Meine Freundin Erika war unter anderem eine Philosophin und Wortakrobatin. So konnte sie denn dank ihrem Gespür und einem Sinn für das Wesentliche beinahe jedem Wort das ihm innewohnende Geheimnis entlocken - den Wahrheitskern.
Habseligkeiten war so ein Wort. Sprechen wir allgemein von Habseligkeiten, bezeichnen wir damit umgangssprachlich den mehr oder weniger armseligen Besitz Mittelloser. Erika brauchte mich jedoch nur kurz damit anzustupfen und ich sah darin sofort die Aufforderung "habt selig".
Die meisten unserer Besitztümer finden kaum mehr Beachtung. Sie sind uns selbstverständlich geworden. Bei Kindern ist das noch etwas anderes. Sie sind selig mit ihrer Habe, deren Wert sie nicht auf monetärer Ebene sehen. So lieben sie beispielsweise inbrünstig ihren Stoffteddy, wie abgegriffen er auch immer aussieht. Selbst wenn ihm ein Auge fehlt, ist er unersetzlich. Um nichts in der Welt würde eine treue Seele ihn gegen einen Neuen aus dem Warenhaus eintauschen.
So erzählte mir einst mein Schauspiellehrer, dass er als Kind während des Krieges bei Bombenalarm jeweils selber sein Köfferchen packen musste, um in den Schutzkeller zu gehen. Er füllte das Behältnis mit seinen Habseligkeiten, den Dingen nämlich, die seine Gefühlswelt bereicherten. Mutters Kontrollblick entging der Fehlgriff meist nicht, und sie packte um und vor allem Kleider und Essbares ein. Sobald sich Klein-Ruedi jedoch die Gelegenheit bot, hat er diesen "Fehler" korrigiert.
Wann haben wir selber das letzte Mal bewusst wahrgenommen, was bei uns so alles herumsteht? Bedeuten uns die Sachen noch etwas oder sind sie uns einfach egal? Manch ein einstiges Lieblingsstück fristet bei uns lediglich noch ein Dasein als Staubfänger? Kennen wir jemandem, dem es noch wahre Freude bereiten könnte?

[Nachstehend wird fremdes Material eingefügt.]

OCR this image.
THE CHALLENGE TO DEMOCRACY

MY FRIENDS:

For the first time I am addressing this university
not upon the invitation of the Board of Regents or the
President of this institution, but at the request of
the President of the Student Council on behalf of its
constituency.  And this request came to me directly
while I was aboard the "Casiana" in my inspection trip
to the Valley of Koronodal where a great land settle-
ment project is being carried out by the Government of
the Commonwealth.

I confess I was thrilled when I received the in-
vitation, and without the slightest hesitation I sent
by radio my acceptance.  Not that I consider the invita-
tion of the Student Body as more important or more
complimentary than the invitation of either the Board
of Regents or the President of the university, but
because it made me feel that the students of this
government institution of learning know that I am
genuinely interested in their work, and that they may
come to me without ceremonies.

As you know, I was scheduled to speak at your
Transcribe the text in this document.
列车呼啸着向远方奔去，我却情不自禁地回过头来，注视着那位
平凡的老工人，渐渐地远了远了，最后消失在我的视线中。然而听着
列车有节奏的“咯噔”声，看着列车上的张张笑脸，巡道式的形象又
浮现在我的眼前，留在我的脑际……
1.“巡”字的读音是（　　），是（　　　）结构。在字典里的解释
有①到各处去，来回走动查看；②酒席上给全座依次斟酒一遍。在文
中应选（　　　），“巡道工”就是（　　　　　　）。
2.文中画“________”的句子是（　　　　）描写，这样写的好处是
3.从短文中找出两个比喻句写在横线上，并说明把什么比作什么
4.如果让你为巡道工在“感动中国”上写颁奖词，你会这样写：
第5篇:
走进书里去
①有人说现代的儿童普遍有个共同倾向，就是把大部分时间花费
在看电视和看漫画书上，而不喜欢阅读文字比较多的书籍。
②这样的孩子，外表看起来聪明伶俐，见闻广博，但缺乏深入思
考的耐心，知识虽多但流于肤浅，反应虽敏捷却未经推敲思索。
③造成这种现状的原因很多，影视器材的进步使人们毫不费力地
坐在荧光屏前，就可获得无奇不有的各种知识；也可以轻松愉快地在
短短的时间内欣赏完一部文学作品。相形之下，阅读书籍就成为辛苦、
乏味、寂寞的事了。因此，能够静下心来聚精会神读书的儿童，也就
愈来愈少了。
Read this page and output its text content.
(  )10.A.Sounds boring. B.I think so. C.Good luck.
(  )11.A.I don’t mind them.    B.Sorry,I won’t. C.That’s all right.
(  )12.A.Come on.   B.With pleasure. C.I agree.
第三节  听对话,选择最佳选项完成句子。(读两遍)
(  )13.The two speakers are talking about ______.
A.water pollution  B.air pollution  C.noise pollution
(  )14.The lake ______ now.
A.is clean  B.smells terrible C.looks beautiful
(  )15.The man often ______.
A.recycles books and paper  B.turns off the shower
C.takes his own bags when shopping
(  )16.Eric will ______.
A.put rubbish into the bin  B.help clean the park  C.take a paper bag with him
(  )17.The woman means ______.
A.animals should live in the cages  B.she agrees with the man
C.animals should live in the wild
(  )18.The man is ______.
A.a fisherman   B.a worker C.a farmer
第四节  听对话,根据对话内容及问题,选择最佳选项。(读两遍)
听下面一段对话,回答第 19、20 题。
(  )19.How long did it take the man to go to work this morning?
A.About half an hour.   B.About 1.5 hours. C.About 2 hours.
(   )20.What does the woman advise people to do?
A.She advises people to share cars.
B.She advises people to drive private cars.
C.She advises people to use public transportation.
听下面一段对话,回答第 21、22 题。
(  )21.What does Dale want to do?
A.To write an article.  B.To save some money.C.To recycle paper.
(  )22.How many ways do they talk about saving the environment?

Irgendeinmal werde ich mich wohl daran machen müssen, meine Besitztümer zu durchkämmen und aufs Wesentliche zu beschränken und nur noch Dinge um mich zu haben, die mich erfreuen und noch mit mir und meinem aktuellen Leben zu tun haben - echte Habseligkeiten eben. Das wird nicht leicht werden und viel Zeit kosten, da bin ich mir ziemlich sicher.
Ob ich in meinen Ferien gleich damit anfange? Und wenn ich gar nicht weiss, wohin mit dem Rest, wäre das dann vielleicht ein Fall für Google, genauer gesagt Gugel Kram?